O4 - HKCU\..\Run: [Symantec NetDriver Monitor] C:\PROGRA~1\Symantec\LIVEUP~1\SNDMon.EXE
O4 - HKCU\..\Run: [MSMSGS] "C:\Program Files\Messenger\msmsgs.exe" /background
O4 - HKCU\..\Run: [Steam] "c:\progra~1\steam\steam.exe" -silent

Looks clean to me

Sorry, this needs to be fixed too.

O4 - HKLM\..\Run: [Explorer] C:\WINDOWS\system32\explorer.exe

Then boot into safe mode then navigate to and delete the following:

C:\WINDOWS\system32\explorer.exe <--file

Make sure your delete the one in system32 and not the one in Window which is the legit file.
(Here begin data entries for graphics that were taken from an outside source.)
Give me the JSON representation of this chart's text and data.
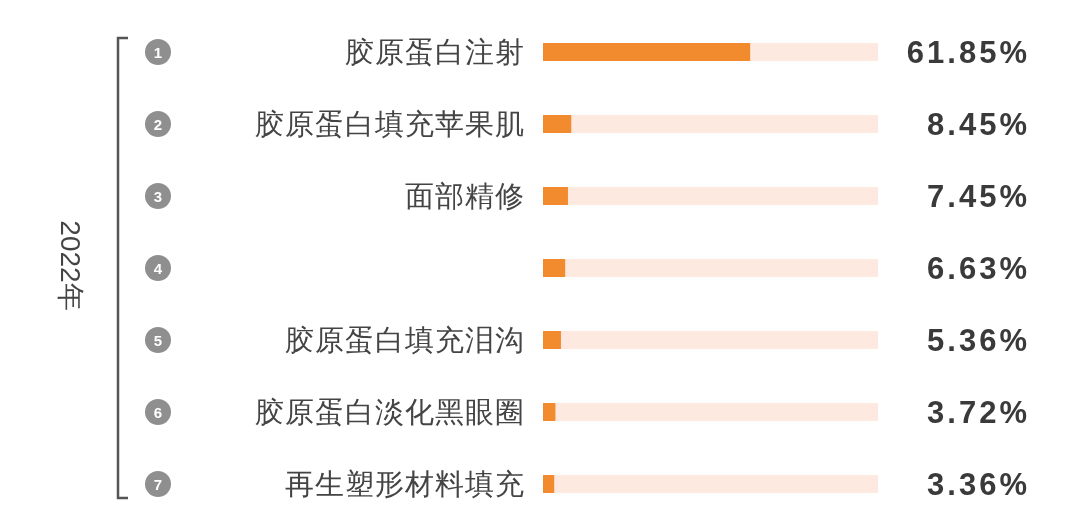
{
  "chart_data": {
    "type": "bar",
    "orientation": "horizontal",
    "categories": [
      "胶原蛋白注射",
      "胶原蛋白填充苹果肌",
      "面部精修",
      null,
      "胶原蛋白填充泪沟",
      "胶原蛋白淡化黑眼圈",
      "再生塑形材料填充"
    ],
    "values": [
      61.85,
      8.45,
      7.45,
      6.63,
      5.36,
      3.72,
      3.36
    ],
    "value_labels": [
      "61.85%",
      "8.45%",
      "7.45%",
      "6.63%",
      "5.36%",
      "3.72%",
      "3.36%"
    ],
    "annotations": [
      "1",
      "2",
      "3",
      "4",
      "5",
      "6",
      "7",
      "2022年"
    ],
    "xlim": [
      0,
      100
    ],
    "color": "#f28a2e",
    "tick_labels": false
  }
}
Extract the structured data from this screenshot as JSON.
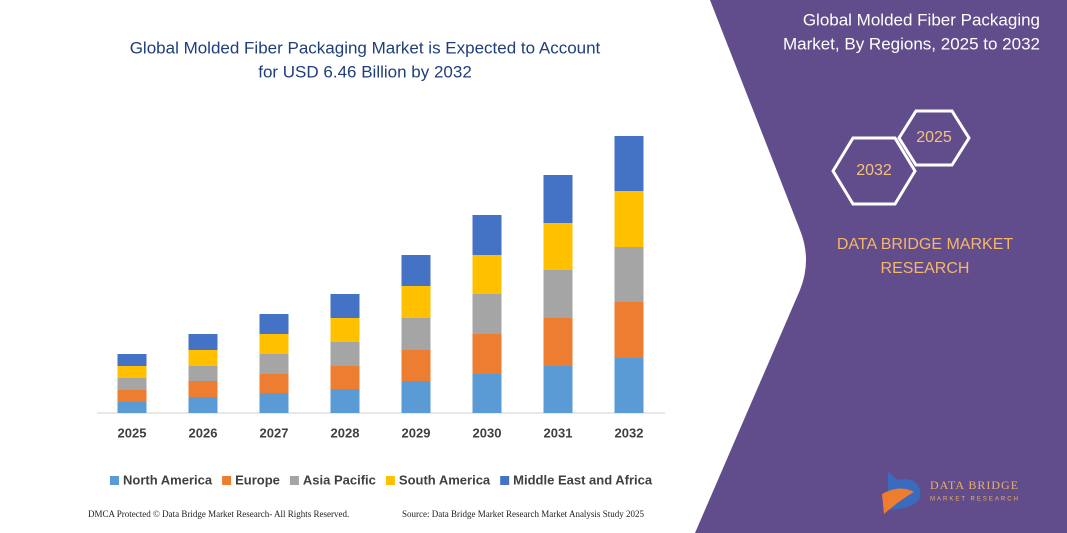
{
  "chart_data": {
    "type": "stacked_bar",
    "title": [
      "Global Molded Fiber Packaging Market is Expected to Account",
      "for USD 6.46 Billion by 2032"
    ],
    "categories": [
      "2025",
      "2026",
      "2027",
      "2028",
      "2029",
      "2030",
      "2031",
      "2032"
    ],
    "series": [
      {
        "name": "North America",
        "color": "#5b9bd5",
        "values": [
          11,
          16,
          20,
          24,
          32,
          39,
          47,
          55
        ]
      },
      {
        "name": "Europe",
        "color": "#ed7d31",
        "values": [
          12,
          16,
          19,
          23,
          31,
          40,
          48,
          56
        ]
      },
      {
        "name": "Asia Pacific",
        "color": "#a5a5a5",
        "values": [
          12,
          15,
          20,
          24,
          32,
          40,
          48,
          55
        ]
      },
      {
        "name": "South America",
        "color": "#ffc000",
        "values": [
          12,
          16,
          20,
          24,
          32,
          39,
          47,
          56
        ]
      },
      {
        "name": "Middle East and Africa",
        "color": "#4472c4",
        "values": [
          12,
          16,
          20,
          24,
          31,
          40,
          48,
          55
        ]
      }
    ],
    "ylim": [
      0,
      290
    ],
    "legend": "bottom"
  },
  "panel": {
    "title": [
      "Global Molded Fiber Packaging",
      "Market, By Regions, 2025 to 2032"
    ],
    "hex_left": "2032",
    "hex_right": "2025",
    "brand": [
      "DATA BRIDGE MARKET",
      "RESEARCH"
    ],
    "logo": [
      "DATA BRIDGE",
      "MARKET RESEARCH"
    ]
  },
  "footer": {
    "left": "DMCA Protected © Data Bridge Market Research- All Rights Reserved.",
    "right": "Source: Data Bridge Market Research Market Analysis Study 2025"
  }
}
You absolutely sure that's the wrong explorer? If it's not and i go deleting it, my pc is ******.

Yes im sure.

The real microsoft explorer.exe resides in the C:Windows in XP.

The one in System32 is dropped in by a Trojan.

Dreg_02. Please do not use inappropriate language as this is a public forum!

P3-450 is correct regarding the deletion of that file.